Apache Struts 1 ValidatorForm is a commonly used component in the JAVA EE Web Application that requires validated form fields input by a user, such as a login form, registration form, or other information form. By configuring the validation rules, Apache Struts can validate many different kinds of fields – username, email, credit card number, etc. However, a bug in Apache Struts 1 can be used to manipulate the property of ValidatorForm so as to modify the validation rules, or even worse, cause a denial of service or execute arbitrary code in the context of the Web Application.
This potential Input Validation Bypass or Denial Of Service vulnerability is caused by an error in RequestUtils.java when populating the properties of the JavaBean from an HTTP Request, and it will not be fixed in Apache Struts 1 since Apache Struts 1 is End-Of-Life. In this post we analyze the Apache Struts source codes and expose the root cause of this vulnerability.
Form Bean is a kind of JavaBean that is used by Apache Struts 1 as a specialized implementation of the ActionForm and its subclasses, such as ValidatorForm. It has all the properties of the ActionForm class and its subclasses, and the property can only be accessed by the get or set method offered by the related Form class. A Form Bean instance is created when the Form class is accessed via an HTTP request, and it is stored by Apache Struts 1. The lifecycle of the Form Bean instance is decided by the “scope” value in the configuration file “struts-config.xml”. The default value of “scope” is “session”, which means that all http requests with the same “JSESSIONID” will share the same Form Bean instance. In a multiple threads context, the property of ValidatorForm Bean set by one thread can be manipulated by another thread so as to modify the validation rules, even to cause denial of service or arbitrary code execution.
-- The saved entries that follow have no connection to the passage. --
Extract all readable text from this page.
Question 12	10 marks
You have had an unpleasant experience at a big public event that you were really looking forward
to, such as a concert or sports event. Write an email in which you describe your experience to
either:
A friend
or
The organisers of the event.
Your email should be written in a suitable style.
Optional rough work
The following code snippet was taken from Apache Struts 1 1.2.9. Comments added by me have been highlighted.
From the above code snippet, we can see that a Form Bean instance will be created and stored in the session, and every thread that handles the HTTP Servlet Request in the same session can access it. “validatorResults” is a property of ValidatorForm Bean, which is a ValidatorResults JavaBean. It is used to return the validation results of validators. It is null before the “BeanUtils.populate()” function, which is used to populate the property of Form Bean from the HTTP Servlet Request, and sets the value after calling the “validate()” function, which performs the field validation. In a multiple thread context, if a thread returns from a “validate()” function, the “validatorResults” is a set value. Meanwhile, if another thread handling the HTTP Servlet Request in the same session accesses it during the “BeanUtils.populate()” function, the “validatorResults” can be manipulated to modify the validation rules, even causing a denial of service or executing arbitrary code.
The eclipse running time debugger can show that the “validatorResults” is a set value before “BeanUtils.populate()” in a multiple thread context. We can see that the highlighted validatorResults includes validation results even if a validation has not been done.
We use the following struts ValidatorForm example to show how the input validation bypass works.
In this example, we define an EmployeeForm class that extends the ValidatorForm class.
There are four validators (required, maxlength, minlength, mask) in the “depends” string, which means the “username” filed should not be null and its length should be between 3 and 100. Further, it can only be a word, number, dash, or underscore. If we change the “depends” string to “required”, then any non-null “username” will be accepted and input validation is bypassed. The following image shows the normal conditions when input validation works:
We used the following “success.jsp” to show the username after bypassing the input validation. “success.jsp” gets the “username” property from the JavaBean and displays.
We sent the specially crafted HTTP POST request manually and the eclipse running time debugger shows how we can change the “depends” string:
Before we set the new “depends” value, we can find the original “depends” value read from “validation.xml”:
After the “setProperty()” function is executed, we can change the “depends” value:
Since Apache Struts 1 will not be patched for this bug, we don’t publish our PoC in this blog. The returned web content generated by ” success.jsp” can be used to confirm that the input validation bypass happened.
During our test we found that “classLoader” can also be controlled by manipulating “validatorResults” or “resultValueMap”(another property of ValidatorForm), which means that arbitrary code execution is possible, like in CVE-2014-0114.
Please note that authentication is NOT required to exploit this vulnerability.
Fortinet released IPS signature Apache.Struts.ActionServlet.Validator.Security.Bypass to address this vulnerability.